外から見ると銀色の球体だったこの図書館は、内部に入ると、半分は柔らかい色調の壁だけれど、半分は壁などないみたいに透明で外の光を取り入れている。図書館の外に植えられている樹木がよく見える。


エレベーターに乗り込み、上昇する間に、平太は提供されるドリンクを二つ手に持った。

二つとも持ったのは、彼女の手はすでにいっぱいだからである。片方は古着とカードを持って、片方は平太の腕に添えられたまま。

「・・・ずっと手を添えてるけど、どうして?」

と平太はここに来てふと尋ねてみた。いつの間にかずっとこれで歩いている。


彼女はふっと平太を見上げた。

「・・・え。ダメなの」

「え。良いけど」


「じゃあ良いじゃない」

「うん。良いよ」

彼女がなぜか拗ねてしまった。聞かない方が良かったみたいだ。


リン、と音が鳴って、平太が目指す最上階への扉が開いた。


***


最上階は、休憩スペースだ。お昼ご飯とかをここに持ち込んで良いのだけれど、一方でこの階にはデータ関係が全くないから、時間を外すとあまり人はいない。

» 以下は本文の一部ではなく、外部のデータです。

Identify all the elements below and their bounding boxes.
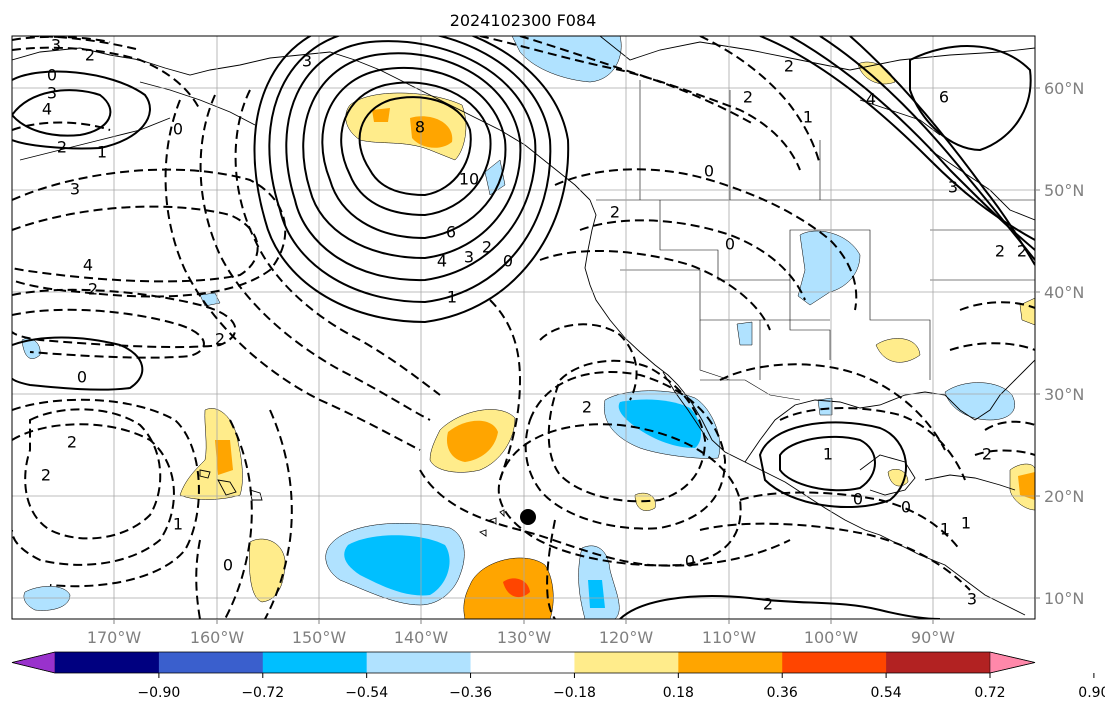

今は数人、ドリンクを手に少し休憩をしている程度だった。


「小声で話そう」

「えぇ。図書館で私語は慎むようにっていうのは常識よ」

真面目に彼女は頷いて小声で返した。


休憩している他の人の妨げにならないように、平太はそっと彼女を連れて移動して、景色のよく見える方の壁に行く。

「ここ、カードかざして」

「え? ここに?」

「うん。ここ」

平太が指示した透明な壁に彼女がカードをかざすと、音もなくなめらかに透明な壁が横に滑る。

外にバルコニーがある。


風が入ってくるので、平太は急ぐように外に出る。彼女も後からついてきた。

バルコニーは少し通路のように伸び、その先で幅が広くなる。

「はい。ついた。ここは外だから、声も普通で良いよ」

「え。そうなの」

「風が強い事が多いから、荷物とか飛ばされないように気をつけて。カード、俺が持ってようか」

「え・・・えぇ。落としたら困るから平太に渡しておくわ」


平太の両手は未だにドリンクでふさがっている。

「あ、お腹についてるポケットに入れて」

今日の平太の着ている服には、腹部に大きなポケットが付いている。


「・・・ダサイけど便利ね・・・ダサいけど・・・」

彼女が服に文句を言いながら、カードを入れる。

「便利なのが一番だよ」

「違うわよ。素敵な服が良いわ」


「きっときみの言う素敵な服にはこんなポケットないと思う。俺はポケットがある方が良い。鞄持たなくても良いし、これが理想的な服だと思ってる」

「むしろ鞄を持つべきだと思う!」

「えー」

意見がやっぱり合わないなぁ。


文句をまだ言い足りない様子の彼女に、平太は片方の手にあるドリンクを渡した。

「はい。これ、きみの」

「え。あ、ありがとう」


「脳処理をサポートする栄養ドリンクなんだけど」

「えぇ? 何それ!?」


「でもまぁ、ちょっと甘くて、結構俺は気に入ってるよ」

彼女は様子を探るような目で平太を見あげる。


「見て。この景色を見せたいと思ったんだよ。ちょっと良くない? 昔、よくここに来たんだ」

「・・・へぇ・・・」

平太が外の景色に目を向ける。彼女もつられたように景色を見る。


「どのあたりに住んでたの?」

「ちょっと遠いんだけど、この先の、黄色い尖った三角の見えるの分かる?」


「あったわ」

「そこをちょっと左にずらした、灰色の・・・」


「ほとんど全部灰色に見えるわよ」

「そうだろうね」


「目印は?」

「特にないよ。でも、あの灰色の中の一つだよ」


「ふぅん・・・」


平太はドリンクを飲んだ。甘い。懐かしい。図書館によって微妙に味が違うのだ。

彼女もドリンクを飲んだ。

「変な甘さね?」

と彼女は首を傾げる。


「合わなかった?」

と少し心配になって平太は尋ねた。


「・・・良いわ。平太がすごく懐かしそうだから」

と彼女は言った。

それから彼女は、また平太の腕に手を沿えた。


「でも、ここにいるときの平太は、私の事を全然しらない平太だったのね」

「・・・。きみ、なんだか、すごい事を言うんだな」


彼女は少し困った様子だ。

その様子に少し考えてみて、平太は言った。

「今ここにいる俺は、もうミーニャの事知ってるよ」

「・・・もぅ名前! わざとでしょ!」

「うん」

「意地悪!」

「へへー」

笑ってドリンクを飲んだら、彼女はなんだか仕方なさそうに可愛くにらんで、口に合わないらしいドリンクを一緒に飲んだ。